Virginia Beach will have four more subsea bore pipes in Sandbridge by the third quarter of 2023, infrastructure that will allow more high-speed subsea cables connecting Virginia to Europe, Asia, the Caribbean and the Americas, the city announced Friday.
Virginia Beach-based Globalinx Subsea Colocation provides colocation space for MAREA, BRUSA and DUNANT high-speed subsea telecommunication cables in the Corporate Landing Business Park, connecting Virginia with Spain, Puerto Rico, Brazil and France. The four new subsea bore pipes, which will connect directly to Globalinx’s campus. City and Virginia Marine Resource Commission permits are now in place, and construction is set to start in November, the city said in a release Friday.
Once the pipes are built, Corporate Landing Business Park will be connected to two terrestrial subsea landing routes.

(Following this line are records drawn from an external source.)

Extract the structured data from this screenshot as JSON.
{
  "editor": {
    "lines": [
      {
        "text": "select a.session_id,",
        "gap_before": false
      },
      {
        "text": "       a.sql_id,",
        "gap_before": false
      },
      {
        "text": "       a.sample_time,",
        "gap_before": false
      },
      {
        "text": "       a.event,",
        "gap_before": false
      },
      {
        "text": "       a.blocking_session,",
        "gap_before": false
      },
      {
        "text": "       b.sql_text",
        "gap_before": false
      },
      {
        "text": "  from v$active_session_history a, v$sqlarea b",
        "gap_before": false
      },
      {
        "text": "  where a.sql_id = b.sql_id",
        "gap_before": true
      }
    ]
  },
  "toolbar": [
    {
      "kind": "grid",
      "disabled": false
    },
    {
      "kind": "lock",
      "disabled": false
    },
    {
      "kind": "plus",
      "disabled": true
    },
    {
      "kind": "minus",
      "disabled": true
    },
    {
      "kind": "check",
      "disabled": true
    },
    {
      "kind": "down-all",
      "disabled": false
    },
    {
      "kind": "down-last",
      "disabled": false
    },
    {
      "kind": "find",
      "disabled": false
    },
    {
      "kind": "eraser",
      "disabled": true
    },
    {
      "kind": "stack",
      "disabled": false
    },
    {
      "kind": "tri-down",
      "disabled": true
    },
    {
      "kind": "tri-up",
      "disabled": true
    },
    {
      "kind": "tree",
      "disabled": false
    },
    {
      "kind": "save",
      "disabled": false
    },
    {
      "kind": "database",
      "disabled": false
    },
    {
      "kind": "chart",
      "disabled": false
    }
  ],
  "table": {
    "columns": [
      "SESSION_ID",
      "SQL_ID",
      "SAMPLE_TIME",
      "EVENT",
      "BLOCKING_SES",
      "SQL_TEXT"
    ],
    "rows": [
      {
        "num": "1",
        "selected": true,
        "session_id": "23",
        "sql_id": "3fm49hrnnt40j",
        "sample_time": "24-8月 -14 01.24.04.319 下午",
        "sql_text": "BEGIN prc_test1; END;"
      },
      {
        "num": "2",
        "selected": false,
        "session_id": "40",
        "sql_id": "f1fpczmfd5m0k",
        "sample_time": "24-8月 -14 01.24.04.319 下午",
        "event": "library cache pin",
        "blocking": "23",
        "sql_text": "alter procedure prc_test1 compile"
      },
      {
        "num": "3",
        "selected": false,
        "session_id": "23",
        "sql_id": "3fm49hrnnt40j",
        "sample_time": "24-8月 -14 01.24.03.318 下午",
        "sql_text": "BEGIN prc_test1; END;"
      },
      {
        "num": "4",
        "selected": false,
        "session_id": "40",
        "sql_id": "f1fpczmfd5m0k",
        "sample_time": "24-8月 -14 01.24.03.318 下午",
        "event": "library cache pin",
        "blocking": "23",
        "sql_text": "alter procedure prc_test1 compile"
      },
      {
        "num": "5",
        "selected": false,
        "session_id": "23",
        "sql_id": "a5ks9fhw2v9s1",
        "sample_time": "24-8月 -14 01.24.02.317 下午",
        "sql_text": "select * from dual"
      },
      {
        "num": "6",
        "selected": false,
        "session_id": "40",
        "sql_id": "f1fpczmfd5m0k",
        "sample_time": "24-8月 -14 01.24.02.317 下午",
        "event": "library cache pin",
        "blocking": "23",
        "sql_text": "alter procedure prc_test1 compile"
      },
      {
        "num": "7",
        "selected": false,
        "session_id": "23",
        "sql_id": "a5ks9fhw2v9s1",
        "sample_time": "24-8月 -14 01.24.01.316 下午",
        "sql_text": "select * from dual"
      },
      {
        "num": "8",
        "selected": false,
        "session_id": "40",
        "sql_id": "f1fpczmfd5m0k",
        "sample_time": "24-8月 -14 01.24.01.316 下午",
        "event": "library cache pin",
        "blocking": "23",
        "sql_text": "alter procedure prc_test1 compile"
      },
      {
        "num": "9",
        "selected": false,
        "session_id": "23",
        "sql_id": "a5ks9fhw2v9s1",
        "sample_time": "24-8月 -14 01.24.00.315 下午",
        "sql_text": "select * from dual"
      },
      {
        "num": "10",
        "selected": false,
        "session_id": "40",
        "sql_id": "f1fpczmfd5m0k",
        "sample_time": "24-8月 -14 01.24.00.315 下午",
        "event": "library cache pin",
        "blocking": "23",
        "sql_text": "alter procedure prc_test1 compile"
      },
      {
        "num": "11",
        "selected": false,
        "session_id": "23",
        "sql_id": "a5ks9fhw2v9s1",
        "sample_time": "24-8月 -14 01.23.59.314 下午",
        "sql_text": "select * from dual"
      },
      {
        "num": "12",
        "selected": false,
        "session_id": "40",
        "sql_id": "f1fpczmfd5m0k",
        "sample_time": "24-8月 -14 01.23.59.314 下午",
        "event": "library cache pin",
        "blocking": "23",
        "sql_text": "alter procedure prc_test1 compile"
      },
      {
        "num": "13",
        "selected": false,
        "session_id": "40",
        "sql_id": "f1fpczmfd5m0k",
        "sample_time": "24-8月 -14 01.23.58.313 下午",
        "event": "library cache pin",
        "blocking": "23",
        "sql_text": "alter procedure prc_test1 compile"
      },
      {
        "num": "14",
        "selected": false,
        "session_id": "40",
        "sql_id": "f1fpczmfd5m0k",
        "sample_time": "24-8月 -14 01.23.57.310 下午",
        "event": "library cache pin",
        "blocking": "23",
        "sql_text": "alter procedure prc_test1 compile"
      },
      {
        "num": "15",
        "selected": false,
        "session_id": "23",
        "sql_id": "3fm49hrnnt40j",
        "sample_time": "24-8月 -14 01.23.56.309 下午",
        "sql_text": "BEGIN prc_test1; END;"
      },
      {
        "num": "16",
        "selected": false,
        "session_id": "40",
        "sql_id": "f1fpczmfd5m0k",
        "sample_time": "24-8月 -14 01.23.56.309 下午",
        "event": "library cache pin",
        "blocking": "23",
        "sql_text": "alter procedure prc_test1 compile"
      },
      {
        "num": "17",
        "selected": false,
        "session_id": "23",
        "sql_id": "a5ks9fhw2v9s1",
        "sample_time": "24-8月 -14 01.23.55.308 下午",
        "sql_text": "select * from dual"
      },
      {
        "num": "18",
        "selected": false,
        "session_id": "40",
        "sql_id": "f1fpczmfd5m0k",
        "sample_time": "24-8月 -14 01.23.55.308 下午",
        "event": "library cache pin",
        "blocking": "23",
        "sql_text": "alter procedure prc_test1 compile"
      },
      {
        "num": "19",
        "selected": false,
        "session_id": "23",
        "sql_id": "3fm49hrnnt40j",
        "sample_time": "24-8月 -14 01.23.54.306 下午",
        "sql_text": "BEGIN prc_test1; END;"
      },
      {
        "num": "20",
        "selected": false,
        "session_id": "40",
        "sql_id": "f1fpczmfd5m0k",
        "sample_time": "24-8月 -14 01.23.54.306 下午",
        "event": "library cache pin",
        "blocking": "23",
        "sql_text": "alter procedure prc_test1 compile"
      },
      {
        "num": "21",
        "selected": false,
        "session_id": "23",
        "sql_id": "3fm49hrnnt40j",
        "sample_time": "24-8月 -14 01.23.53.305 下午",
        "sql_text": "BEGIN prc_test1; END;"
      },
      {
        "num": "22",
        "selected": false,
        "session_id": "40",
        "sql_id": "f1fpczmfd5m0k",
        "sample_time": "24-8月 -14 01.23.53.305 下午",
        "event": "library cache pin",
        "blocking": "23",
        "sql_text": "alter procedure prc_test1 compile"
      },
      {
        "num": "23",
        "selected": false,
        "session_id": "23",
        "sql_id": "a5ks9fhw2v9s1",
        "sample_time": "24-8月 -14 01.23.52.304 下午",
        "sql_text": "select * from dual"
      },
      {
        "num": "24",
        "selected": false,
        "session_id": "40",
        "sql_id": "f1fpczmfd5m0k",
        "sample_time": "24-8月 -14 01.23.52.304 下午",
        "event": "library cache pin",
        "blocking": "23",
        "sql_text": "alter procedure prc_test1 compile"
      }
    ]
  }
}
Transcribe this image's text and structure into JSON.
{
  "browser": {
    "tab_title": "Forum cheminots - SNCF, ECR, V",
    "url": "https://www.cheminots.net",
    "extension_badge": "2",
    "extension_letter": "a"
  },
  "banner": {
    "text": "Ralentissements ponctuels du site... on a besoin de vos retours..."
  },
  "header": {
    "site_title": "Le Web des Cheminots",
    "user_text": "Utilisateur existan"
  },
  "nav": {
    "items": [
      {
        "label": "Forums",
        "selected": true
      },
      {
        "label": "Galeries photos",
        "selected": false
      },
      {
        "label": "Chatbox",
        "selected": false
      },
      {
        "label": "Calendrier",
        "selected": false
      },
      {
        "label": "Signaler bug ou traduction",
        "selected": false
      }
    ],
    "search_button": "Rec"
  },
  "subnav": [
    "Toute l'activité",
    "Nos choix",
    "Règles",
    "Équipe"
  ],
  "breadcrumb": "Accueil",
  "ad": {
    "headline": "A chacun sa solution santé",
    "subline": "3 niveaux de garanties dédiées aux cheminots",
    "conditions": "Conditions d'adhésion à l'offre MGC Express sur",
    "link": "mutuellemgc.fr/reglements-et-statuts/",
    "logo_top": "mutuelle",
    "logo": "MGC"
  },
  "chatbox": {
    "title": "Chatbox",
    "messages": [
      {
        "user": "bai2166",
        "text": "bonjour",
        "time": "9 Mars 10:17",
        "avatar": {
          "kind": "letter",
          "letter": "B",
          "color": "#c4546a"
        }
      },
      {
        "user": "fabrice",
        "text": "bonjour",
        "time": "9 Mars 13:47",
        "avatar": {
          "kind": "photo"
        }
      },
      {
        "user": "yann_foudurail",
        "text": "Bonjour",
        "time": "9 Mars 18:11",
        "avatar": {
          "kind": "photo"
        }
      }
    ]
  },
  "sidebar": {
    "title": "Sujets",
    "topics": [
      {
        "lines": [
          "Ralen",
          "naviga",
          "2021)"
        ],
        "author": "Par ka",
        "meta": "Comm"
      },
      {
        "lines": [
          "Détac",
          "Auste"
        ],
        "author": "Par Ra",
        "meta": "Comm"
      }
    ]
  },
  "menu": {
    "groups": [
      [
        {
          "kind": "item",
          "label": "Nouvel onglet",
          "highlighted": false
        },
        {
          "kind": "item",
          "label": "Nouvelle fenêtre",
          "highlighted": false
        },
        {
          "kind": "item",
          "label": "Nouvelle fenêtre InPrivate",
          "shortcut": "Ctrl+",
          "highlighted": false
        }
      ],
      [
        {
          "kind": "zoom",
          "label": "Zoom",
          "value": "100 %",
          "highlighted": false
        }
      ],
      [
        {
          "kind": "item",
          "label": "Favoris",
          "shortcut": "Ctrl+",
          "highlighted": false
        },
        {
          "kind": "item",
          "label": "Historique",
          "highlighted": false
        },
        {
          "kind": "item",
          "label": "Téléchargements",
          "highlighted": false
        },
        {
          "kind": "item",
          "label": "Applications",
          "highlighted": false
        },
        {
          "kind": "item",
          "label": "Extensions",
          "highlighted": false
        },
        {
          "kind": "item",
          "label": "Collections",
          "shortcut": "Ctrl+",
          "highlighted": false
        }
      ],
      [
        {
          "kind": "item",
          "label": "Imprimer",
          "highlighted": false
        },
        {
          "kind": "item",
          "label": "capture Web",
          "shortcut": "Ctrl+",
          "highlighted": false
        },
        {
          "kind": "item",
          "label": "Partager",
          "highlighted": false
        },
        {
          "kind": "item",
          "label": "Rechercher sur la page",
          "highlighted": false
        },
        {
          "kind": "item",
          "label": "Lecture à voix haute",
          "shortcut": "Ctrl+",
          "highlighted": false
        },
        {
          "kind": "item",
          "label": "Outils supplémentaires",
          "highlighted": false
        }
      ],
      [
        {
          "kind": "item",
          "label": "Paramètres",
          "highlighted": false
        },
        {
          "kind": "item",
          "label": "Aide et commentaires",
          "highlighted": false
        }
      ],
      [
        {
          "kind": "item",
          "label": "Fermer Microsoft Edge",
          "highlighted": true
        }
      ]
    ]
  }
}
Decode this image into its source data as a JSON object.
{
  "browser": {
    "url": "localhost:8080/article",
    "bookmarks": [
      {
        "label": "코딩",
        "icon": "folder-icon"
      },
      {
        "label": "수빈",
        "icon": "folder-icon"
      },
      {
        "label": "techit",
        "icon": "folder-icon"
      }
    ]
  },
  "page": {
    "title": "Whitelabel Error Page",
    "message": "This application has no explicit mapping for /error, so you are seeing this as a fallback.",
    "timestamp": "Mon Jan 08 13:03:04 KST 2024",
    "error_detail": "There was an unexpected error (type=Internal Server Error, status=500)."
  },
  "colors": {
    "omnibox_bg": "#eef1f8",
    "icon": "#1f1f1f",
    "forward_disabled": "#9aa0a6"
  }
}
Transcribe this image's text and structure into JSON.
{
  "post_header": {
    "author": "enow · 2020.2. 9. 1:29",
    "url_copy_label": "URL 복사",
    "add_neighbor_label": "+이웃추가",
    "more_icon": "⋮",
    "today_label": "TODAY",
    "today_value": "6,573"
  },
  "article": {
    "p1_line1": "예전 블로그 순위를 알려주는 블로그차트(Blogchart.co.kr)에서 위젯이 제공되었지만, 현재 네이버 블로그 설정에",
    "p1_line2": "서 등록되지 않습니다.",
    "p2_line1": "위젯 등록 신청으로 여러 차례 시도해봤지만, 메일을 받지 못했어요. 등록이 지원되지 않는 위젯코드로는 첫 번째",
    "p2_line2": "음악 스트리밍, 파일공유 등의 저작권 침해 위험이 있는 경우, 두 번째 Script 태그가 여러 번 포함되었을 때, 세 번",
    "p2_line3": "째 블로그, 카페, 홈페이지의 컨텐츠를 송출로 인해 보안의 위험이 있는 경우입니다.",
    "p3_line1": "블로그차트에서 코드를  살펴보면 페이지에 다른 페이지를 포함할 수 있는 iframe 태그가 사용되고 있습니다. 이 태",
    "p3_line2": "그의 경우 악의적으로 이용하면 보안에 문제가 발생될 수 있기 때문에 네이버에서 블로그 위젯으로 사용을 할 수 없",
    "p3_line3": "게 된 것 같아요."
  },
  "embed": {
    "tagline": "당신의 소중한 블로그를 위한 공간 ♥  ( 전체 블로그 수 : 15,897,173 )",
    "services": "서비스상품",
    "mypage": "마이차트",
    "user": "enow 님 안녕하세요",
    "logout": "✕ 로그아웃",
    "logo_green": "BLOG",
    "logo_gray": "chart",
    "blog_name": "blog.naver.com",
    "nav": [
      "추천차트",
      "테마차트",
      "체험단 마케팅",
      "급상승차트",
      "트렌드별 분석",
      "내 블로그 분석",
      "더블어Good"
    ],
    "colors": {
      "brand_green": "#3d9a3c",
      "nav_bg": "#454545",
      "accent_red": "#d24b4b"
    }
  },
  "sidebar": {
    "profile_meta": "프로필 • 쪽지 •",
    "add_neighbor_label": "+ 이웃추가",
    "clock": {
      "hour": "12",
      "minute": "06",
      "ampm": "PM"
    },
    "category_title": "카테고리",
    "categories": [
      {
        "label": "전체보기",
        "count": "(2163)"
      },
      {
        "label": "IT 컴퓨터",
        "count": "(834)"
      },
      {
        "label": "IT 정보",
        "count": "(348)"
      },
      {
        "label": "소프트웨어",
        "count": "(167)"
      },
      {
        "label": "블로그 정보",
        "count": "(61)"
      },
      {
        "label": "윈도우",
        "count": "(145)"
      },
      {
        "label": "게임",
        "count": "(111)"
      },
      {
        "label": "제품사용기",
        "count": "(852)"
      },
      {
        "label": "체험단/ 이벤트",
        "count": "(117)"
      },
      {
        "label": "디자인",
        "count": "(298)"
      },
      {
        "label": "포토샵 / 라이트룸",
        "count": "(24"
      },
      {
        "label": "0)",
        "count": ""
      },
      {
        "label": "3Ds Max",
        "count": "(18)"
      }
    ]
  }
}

Virginia Beach gains revenue directly from the cable conduits because Globalinx paid a $200,000 fee for right-of-way to the oceanfront landing sites, said Ray White, the city’s business development coordinator. The company and city are also working on a franchise agreement for the right-of-way from the beach manholes to the cable landing station.
The cable sites will be attractive to data centers, White said. The city is currently negotiating with five companies.
Virginia Beach is also looking to attract end users in the financial services and telemedicine industries, because both industries need and want almost instantaneous data transfer.
“The thing about these data center and end-user projects is they would generate very good investment for the city that would allow us to keep our overall tax rates very reasonable, but they’re very expensive projects overall,” White said.
Globalinx operates a 10,750-square-foot carrier-neutral data center on its 21.5-acre campus that provides a “meet me room” where providers and internet carriers can connect.
The four conduits will allow the company to expand its business model, Globalinx founder and President Greg Twitt said.
“I think it’s a good opportunity for us to be able to do this,” Twitt said, “and because it’s getting a lot tighter [in the ocean] and a lot harder to be able to achieve what we’ve achieved here today, and the demand is very high for subsea cables,” the company might have missed the opportunity to establish the sites if it had waited.
Many current subsea cables are reaching the end of their roughly 25-year lifecycles and will need to be replaced with newer cables capable of carrying more data. With available connections, Virginia Beach might be able to draw companies from their current sites on the Eastern seaboard when the time for replacements comes.